I know how I can get this to work in a "broken" fashion - by putting an
"intercept" routine in my squid cache in front of proxy requests and turning
the name into a number, I can store things consistiently by number within the
cache. However, that may be seen as a sub-optimal solution. (Discussions of
RFC compliance with transparent proxy servers will be left out of this
message, though that war may force itself into any replies...)
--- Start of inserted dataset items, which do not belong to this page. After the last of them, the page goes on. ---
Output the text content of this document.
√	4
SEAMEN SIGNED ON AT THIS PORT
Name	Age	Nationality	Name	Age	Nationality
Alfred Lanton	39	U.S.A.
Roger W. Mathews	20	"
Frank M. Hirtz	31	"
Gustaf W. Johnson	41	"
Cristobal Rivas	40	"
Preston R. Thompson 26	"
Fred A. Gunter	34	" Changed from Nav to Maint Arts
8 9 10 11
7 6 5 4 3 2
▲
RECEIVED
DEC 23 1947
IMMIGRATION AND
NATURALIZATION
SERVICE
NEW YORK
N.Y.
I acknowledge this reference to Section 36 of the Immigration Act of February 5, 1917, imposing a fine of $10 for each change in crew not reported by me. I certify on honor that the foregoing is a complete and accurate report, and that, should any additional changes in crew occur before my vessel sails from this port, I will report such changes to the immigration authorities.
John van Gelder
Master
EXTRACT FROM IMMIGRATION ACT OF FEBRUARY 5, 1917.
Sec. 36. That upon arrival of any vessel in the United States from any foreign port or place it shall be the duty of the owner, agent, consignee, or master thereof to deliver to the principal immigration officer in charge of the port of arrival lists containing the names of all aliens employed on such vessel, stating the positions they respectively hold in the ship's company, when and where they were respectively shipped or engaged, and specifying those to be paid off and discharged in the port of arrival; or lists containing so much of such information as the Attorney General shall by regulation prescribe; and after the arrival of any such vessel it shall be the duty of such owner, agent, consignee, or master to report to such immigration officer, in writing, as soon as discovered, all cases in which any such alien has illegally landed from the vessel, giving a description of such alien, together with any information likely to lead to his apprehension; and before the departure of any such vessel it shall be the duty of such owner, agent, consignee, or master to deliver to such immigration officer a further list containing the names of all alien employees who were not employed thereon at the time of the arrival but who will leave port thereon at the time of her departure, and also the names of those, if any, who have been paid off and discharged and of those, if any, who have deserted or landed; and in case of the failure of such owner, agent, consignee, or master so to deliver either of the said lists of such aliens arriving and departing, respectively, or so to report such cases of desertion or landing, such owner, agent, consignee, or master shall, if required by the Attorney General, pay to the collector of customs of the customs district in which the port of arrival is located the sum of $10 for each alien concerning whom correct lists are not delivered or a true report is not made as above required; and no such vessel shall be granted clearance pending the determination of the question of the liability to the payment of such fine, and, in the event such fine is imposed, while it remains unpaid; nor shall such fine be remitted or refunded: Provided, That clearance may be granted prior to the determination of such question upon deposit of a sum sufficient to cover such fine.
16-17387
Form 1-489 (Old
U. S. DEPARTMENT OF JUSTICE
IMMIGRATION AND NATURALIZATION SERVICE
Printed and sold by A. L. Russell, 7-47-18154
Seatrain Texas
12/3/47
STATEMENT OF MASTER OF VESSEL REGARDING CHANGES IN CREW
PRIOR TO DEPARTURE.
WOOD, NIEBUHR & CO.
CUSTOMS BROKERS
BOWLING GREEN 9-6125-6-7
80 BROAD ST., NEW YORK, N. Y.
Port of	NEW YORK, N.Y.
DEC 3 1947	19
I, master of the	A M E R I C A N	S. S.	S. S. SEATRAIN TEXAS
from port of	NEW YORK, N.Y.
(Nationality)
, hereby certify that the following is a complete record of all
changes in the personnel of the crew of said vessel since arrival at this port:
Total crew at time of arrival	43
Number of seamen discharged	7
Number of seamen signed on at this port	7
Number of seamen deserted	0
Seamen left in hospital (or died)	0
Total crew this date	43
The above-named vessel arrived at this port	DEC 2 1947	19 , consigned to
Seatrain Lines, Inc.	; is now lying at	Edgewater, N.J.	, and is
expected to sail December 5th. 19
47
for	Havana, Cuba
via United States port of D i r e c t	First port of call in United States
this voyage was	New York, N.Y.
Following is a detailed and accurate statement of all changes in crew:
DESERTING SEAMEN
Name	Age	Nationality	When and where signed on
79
I _could_ theoretically do an inverse lookup on the IP address, check to see
if it has a comparable forward (eg: is it correctly in-addr'ed?) and then
store based on the resultant name if successful. However, this also is
sub-optimal, since many web servers do not have inverses correctly
provisioned (eg: look at www.netscape.com's broken inverses as a glaring case
in point.)
Further complicating the matter, and this is the real heart of my question:
How do you communicate with a cache hierarchy of mixed-method caches?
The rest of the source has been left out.